According to legend, while King Alfonso X traveled through the southern region of Spain, he stopped to rest in a small town in the Andalucian province of Cadíz and ordered a glass of sherry. Cadíz is known to have strong gusty winds throughout the year, so the inn keeper placed a slice of ham over the sherry to prevent it from getting dirty. Upon finishing his drink, King Alfonso X ordered another and this time he specifically requested another tapa or “cover,” to come with it. And there, in a small, dark tavern in the middle of the 1200’s is where Spanish tapas were born. (Or so they say!)
Other stories claim that King Alfonso X ordered taverns to serve food with their glasses of wine, so the alcohol didn’t go straight to the drinker’s heads on an empty stomach. Some come from a simpler reason: to keep the pesky Spanish fruit-fly out of beverages.

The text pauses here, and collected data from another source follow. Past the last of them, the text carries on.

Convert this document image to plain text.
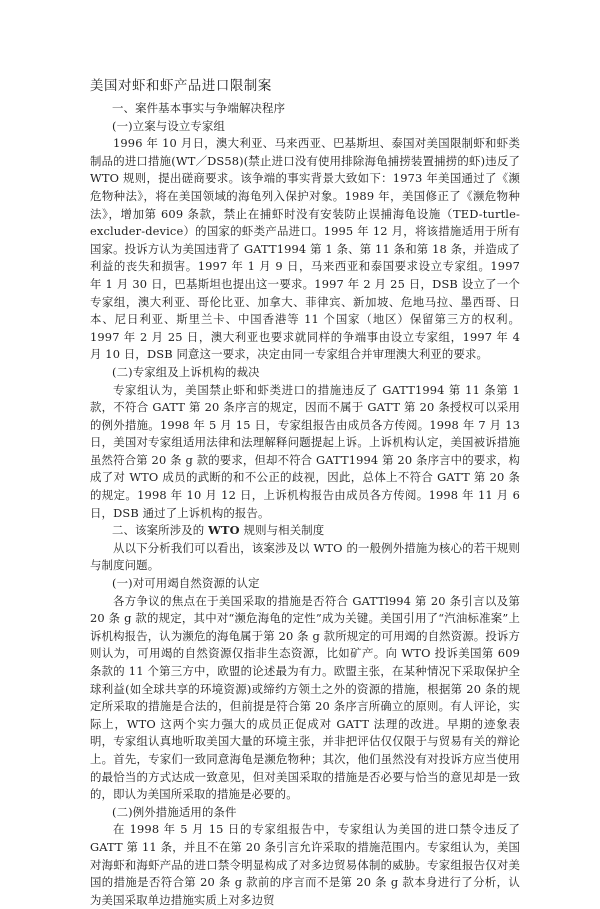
美国对虾和虾产品进口限制案
一、案件基本事实与争端解决程序
(一)立案与设立专家组

1996 年 10 月日，澳大利亚、马来西亚、巴基斯坦、泰国对美国限制虾和虾类制品的进口措施(WT／DS58)(禁止进口没有使用排除海龟捕捞装置捕捞的虾)违反了 WTO 规则，提出磋商要求。该争端的事实背景大致如下：1973 年美国通过了《濒危物种法》，将在美国领域的海龟列入保护对象。1989 年，美国修正了《濒危物种法》，增加第 609 条款，禁止在捕虾时没有安装防止误捕海龟设施（TED-turtle-excluder-device）的国家的虾类产品进口。1995 年 12 月，将该措施适用于所有国家。投诉方认为美国违背了 GATT1994 第 1 条、第 11 条和第 18 条，并造成了利益的丧失和损害。1997 年 1 月 9 日，马来西亚和泰国要求设立专家组。1997 年 1 月 30 日，巴基斯坦也提出这一要求。1997 年 2 月 25 日，DSB 设立了一个专家组，澳大利亚、哥伦比亚、加拿大、菲律宾、新加坡、危地马拉、墨西哥、日本、尼日利亚、斯里兰卡、中国香港等 11 个国家（地区）保留第三方的权利。1997 年 2 月 25 日，澳大利亚也要求就同样的争端事由设立专家组，1997 年 4 月 10 日，DSB 同意这一要求，决定由同一专家组合并审理澳大利亚的要求。

(二)专家组及上诉机构的裁决

专家组认为，美国禁止虾和虾类进口的措施违反了 GATT1994 第 11 条第 1 款，不符合 GATT 第 20 条序言的规定，因而不属于 GATT 第 20 条授权可以采用的例外措施。1998 年 5 月 15 日，专家组报告由成员各方传阅。1998 年 7 月 13 日，美国对专家组适用法律和法理解释问题提起上诉。上诉机构认定，美国被诉措施虽然符合第 20 条 g 款的要求，但却不符合 GATT1994 第 20 条序言中的要求，构成了对 WTO 成员的武断的和不公正的歧视，因此，总体上不符合 GATT 第 20 条的规定。1998 年 10 月 12 日，上诉机构报告由成员各方传阅。1998 年 11 月 6 日，DSB 通过了上诉机构的报告。

二、该案所涉及的 WTO 规则与相关制度

从以下分析我们可以看出，该案涉及以 WTO 的一般例外措施为核心的若干规则与制度问题。

(一)对可用竭自然资源的认定

各方争议的焦点在于美国采取的措施是否符合 GATTl994 第 20 条引言以及第 20 条 g 款的规定，其中对“濒危海龟的定性”成为关键。美国引用了“汽油标准案”上诉机构报告，认为濒危的海龟属于第 20 条 g 款所规定的可用竭的自然资源。投诉方则认为，可用竭的自然资源仅指非生态资源，比如矿产。向 WTO 投诉美国第 609 条款的 11 个第三方中，欧盟的论述最为有力。欧盟主张，在某种情况下采取保护全球利益(如全球共享的环境资源)或缔约方领土之外的资源的措施，根据第 20 条的规定所采取的措施是合法的，但前提是符合第 20 条序言所确立的原则。有人评论，实际上，WTO 这两个实力强大的成员正促成对 GATT 法理的改进。早期的迹象表明，专家组认真地听取美国大量的环境主张，并非把评估仅仅限于与贸易有关的辩论上。首先，专家们一致同意海龟是濒危物种；其次，他们虽然没有对投诉方应当使用的最恰当的方式达成一致意见，但对美国采取的措施是否必要与恰当的意见却是一致的，即认为美国所采取的措施是必要的。

(二)例外措施适用的条件

在 1998 年 5 月 15 日的专家组报告中，专家组认为美国的进口禁令违反了 GATT 第 11 条，并且不在第 20 条引言允许采取的措施范围内。专家组认为，美国对海虾和海虾产品的进口禁令明显构成了对多边贸易体制的威胁。专家组报告仅对美国的措施是否符合第 20 条 g 款前的序言而不是第 20 条 g 款本身进行了分析，认为美国采取单边措施实质上对多边贸
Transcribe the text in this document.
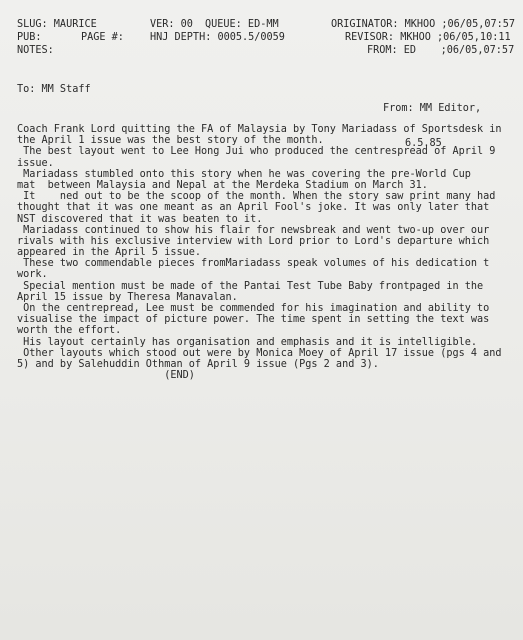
SLUG: MAURICE	VER: 00 QUEUE: ED-MM	ORIGINATOR: MKHOO ;06/05,07:57
PUB:	PAGE #:	HNJ DEPTH: 0005.5/0059	REVISOR: MKHOO ;06/05,10:11
NOTES:	FROM: ED    ;06/05,07:57
To: MM Staff

From: MM Editor,

6.5.85

Coach Frank Lord quitting the FA of Malaysia by Tony Mariadass of Sportsdesk in
the April 1 issue was the best story of the month.
The best layout went to Lee Hong Jui who produced the centrespread of April 9
issue.
Mariadass stumbled onto this story when he was covering the pre-World Cup
mat  between Malaysia and Nepal at the Merdeka Stadium on March 31.
It    ned out to be the scoop of the month. When the story saw print many had
thought that it was one meant as an April Fool's joke. It was only later that
NST discovered that it was beaten to it.
Mariadass continued to show his flair for newsbreak and went two-up over our
rivals with his exclusive interview with Lord prior to Lord's departure which
appeared in the April 5 issue.
These two commendable pieces fromMariadass speak volumes of his dedication t
work.
Special mention must be made of the Pantai Test Tube Baby frontpaged in the
April 15 issue by Theresa Manavalan.
On the centrepread, Lee must be commended for his imagination and ability to
visualise the impact of picture power. The time spent in setting the text was
worth the effort.
His layout certainly has organisation and emphasis and it is intelligible.
Other layouts which stood out were by Monica Moey of April 17 issue (pgs 4 and
5) and by Salehuddin Othman of April 9 issue (Pgs 2 and 3).
(END)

Tapas can can consist of almost anything: meat, vegetables, fish, cheese, bread, olives, hot, cold…the list goes on. In my mind, I consider tapas to be about a “quarter” of a regular meal size. In Spain, most restaurants offer a racíon, a full-sized plate of food, media racíon, a half plate and then a tapa, what I consider to be half of the media racíon.
These small meals range between 1€ and 3€, so you can order a couple of them at one restaurant or go “tapas bar hopping” and not do too much damage to your wallet. Add in a couple drinks, either wine, beer, sangria, or tinto de verano, and you’ll be enjoying the typical late-night Spanish dining culture!